They used uncompressed textures on the cart, in ROM. (not on-cart RAM) Normally a game would store compressed textures in ROM, and decompress them into RAM. It was a solution with significant tradeoffs though.
#1 It was still slower than the cache.
#2 You were still using the single shared bus. You would still be using cycles which contribute to data stalls elsewhere in the system.
#3 ROM was expensive. N64 games were typically in the ballpark of $10 more expensive than Playstation or Saturn games because of the manufacturing expense.
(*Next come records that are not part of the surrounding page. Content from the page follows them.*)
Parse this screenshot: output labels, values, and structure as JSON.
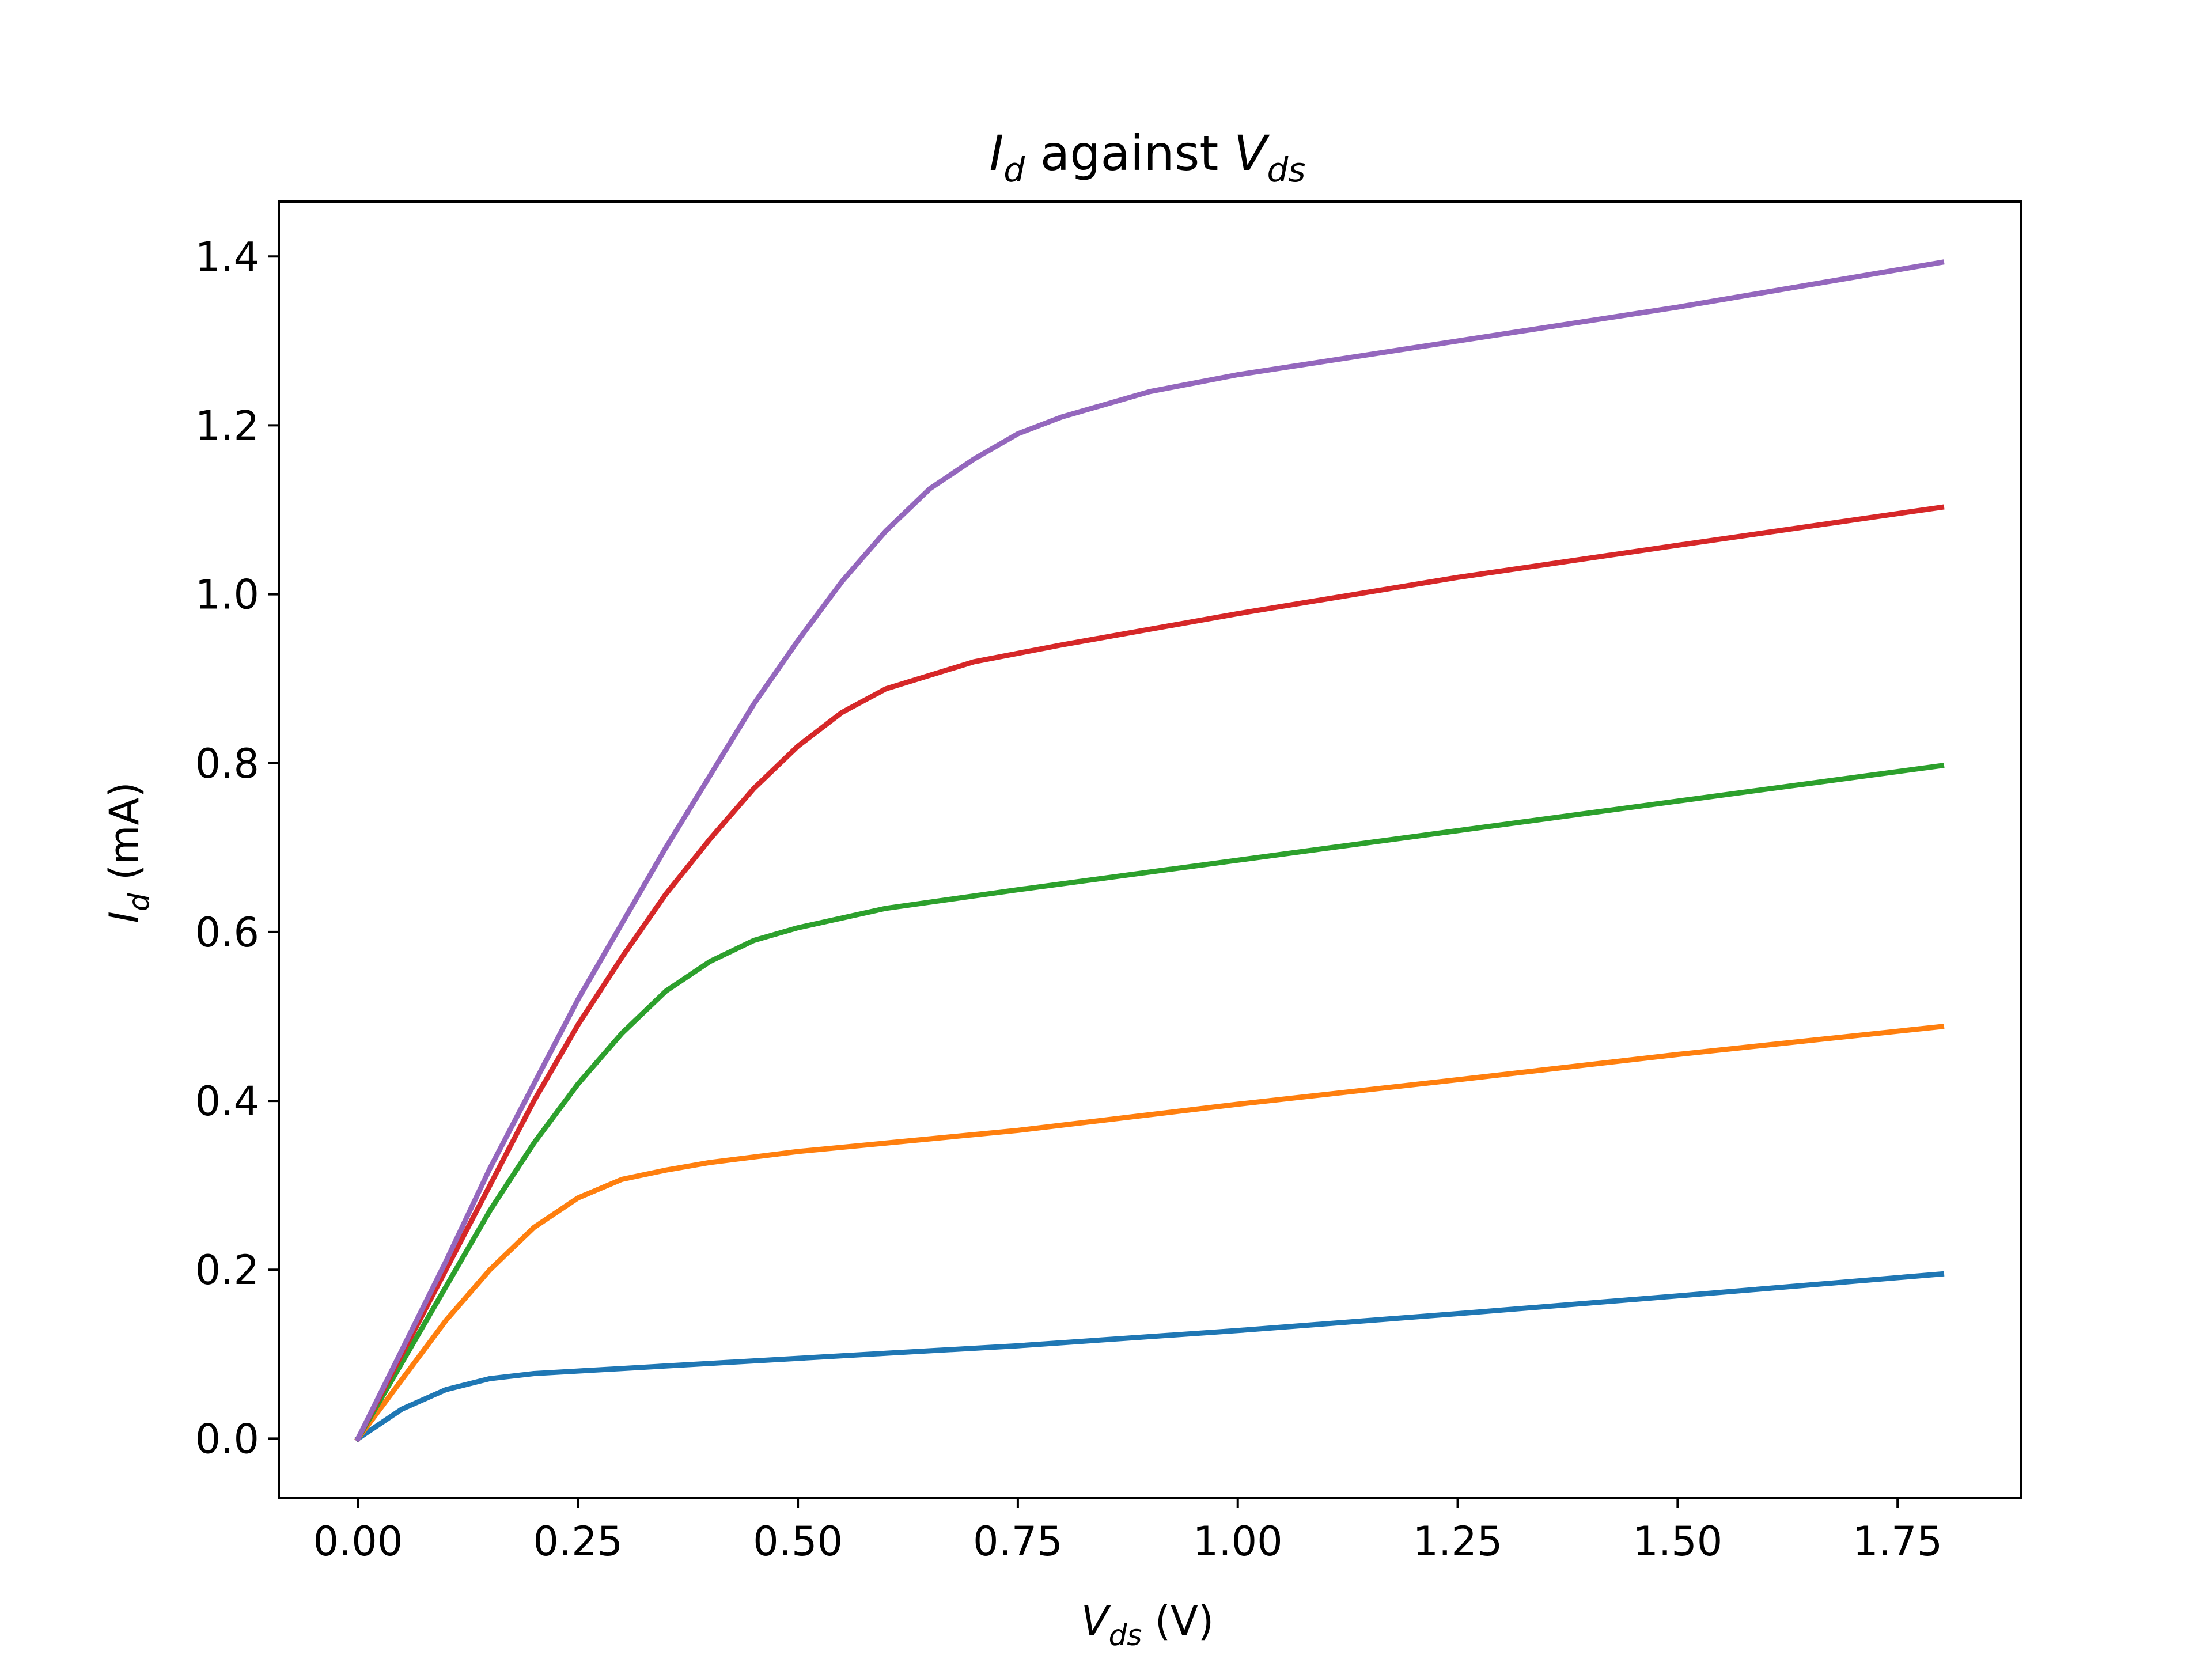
{
  "chart_data": {
    "type": "line",
    "title": {
      "main": "I",
      "main_sub": "d",
      "mid": " against ",
      "second": "V",
      "second_sub": "ds"
    },
    "xlabel": {
      "var": "V",
      "sub": "ds",
      "unit": " (V)"
    },
    "ylabel": {
      "var": "I",
      "sub": "d",
      "unit": " (mA)"
    },
    "xlim": [
      -0.09,
      1.89
    ],
    "ylim": [
      -0.07,
      1.465
    ],
    "xticks": [
      "0.00",
      "0.25",
      "0.50",
      "0.75",
      "1.00",
      "1.25",
      "1.50",
      "1.75"
    ],
    "yticks": [
      "0.0",
      "0.2",
      "0.4",
      "0.6",
      "0.8",
      "1.0",
      "1.2",
      "1.4"
    ],
    "grid": false,
    "legend": "none",
    "series": [
      {
        "color": "#1f77b4",
        "x": [
          0,
          0.05,
          0.1,
          0.15,
          0.2,
          0.25,
          0.3,
          0.4,
          0.5,
          0.6,
          0.75,
          1.0,
          1.25,
          1.5,
          1.8
        ],
        "y": [
          0,
          0.035,
          0.058,
          0.071,
          0.077,
          0.08,
          0.083,
          0.089,
          0.095,
          0.101,
          0.11,
          0.128,
          0.148,
          0.169,
          0.195
        ]
      },
      {
        "color": "#ff7f0e",
        "x": [
          0,
          0.05,
          0.1,
          0.15,
          0.2,
          0.25,
          0.3,
          0.35,
          0.4,
          0.5,
          0.6,
          0.75,
          1.0,
          1.25,
          1.5,
          1.8
        ],
        "y": [
          0,
          0.07,
          0.14,
          0.2,
          0.25,
          0.285,
          0.307,
          0.318,
          0.327,
          0.34,
          0.35,
          0.365,
          0.396,
          0.425,
          0.455,
          0.488
        ]
      },
      {
        "color": "#2ca02c",
        "x": [
          0,
          0.05,
          0.1,
          0.15,
          0.2,
          0.25,
          0.3,
          0.35,
          0.4,
          0.45,
          0.5,
          0.6,
          0.75,
          1.0,
          1.25,
          1.5,
          1.8
        ],
        "y": [
          0,
          0.09,
          0.18,
          0.27,
          0.35,
          0.42,
          0.48,
          0.53,
          0.565,
          0.59,
          0.605,
          0.628,
          0.65,
          0.685,
          0.72,
          0.755,
          0.797
        ]
      },
      {
        "color": "#d62728",
        "x": [
          0,
          0.05,
          0.1,
          0.15,
          0.2,
          0.25,
          0.3,
          0.35,
          0.4,
          0.45,
          0.5,
          0.55,
          0.6,
          0.7,
          0.8,
          1.0,
          1.25,
          1.5,
          1.8
        ],
        "y": [
          0,
          0.1,
          0.2,
          0.3,
          0.4,
          0.49,
          0.57,
          0.645,
          0.71,
          0.77,
          0.82,
          0.86,
          0.888,
          0.92,
          0.94,
          0.977,
          1.02,
          1.058,
          1.103
        ]
      },
      {
        "color": "#9467bd",
        "x": [
          0,
          0.05,
          0.1,
          0.15,
          0.2,
          0.25,
          0.3,
          0.35,
          0.4,
          0.45,
          0.5,
          0.55,
          0.6,
          0.65,
          0.7,
          0.75,
          0.8,
          0.9,
          1.0,
          1.25,
          1.5,
          1.8
        ],
        "y": [
          0,
          0.105,
          0.21,
          0.32,
          0.42,
          0.52,
          0.61,
          0.7,
          0.785,
          0.87,
          0.945,
          1.015,
          1.075,
          1.125,
          1.16,
          1.19,
          1.21,
          1.24,
          1.26,
          1.3,
          1.34,
          1.393
        ]
      }
    ]
  }
}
#4 I don't fully understand why, but it was all or nothing. You couldn't have uncompressed textures in ROM but also gain the benefit of the cache. Maybe the cache invalidation was poor or something. I wish I knew more.
Later games were more likely to go this route because ROM was cheaper. (Moore's Law and all that)
So the TMEM wasn't cache, but manually managed memory split into 8 512 byte banks that had to be loaded from the RDP's command list stream. That's half the problem.
Additionally, the TMEM could only be loaded from RDRAM, not directly from the cartridge. I think the RDP's DMA master is only connected to the RDRAM slave port and not the main system's bus matrix.
So going back to it, games would a lot of the time store compressed data with a simple algorithm that could run out of the CPU's cache. Then the scheme looks like
* Cart->RDRAM DMA of compressed texture
* CPU decompresses texture into another RDRAM bank, and can be considered a RDRAM->RDRAM transfer. Sometimes the RSP handles this instead. I'm not sure if you could load straight out of RSP DMEM to avoid another bounce to RDRAM. I don't think XBUS works that way, but I could be wrong.
* RDRAM->TMEM DMA of uncompressed texture
Interestingly, games with more advanced texturing schemes like Indiana Jones tended to use uncompressed textures. They did this to avoid the decompression step and it's bandwidth. At that point it's just staging the texture with that cart's DMA, and slurping that into TMEM without any other processors eating bandwidth in between.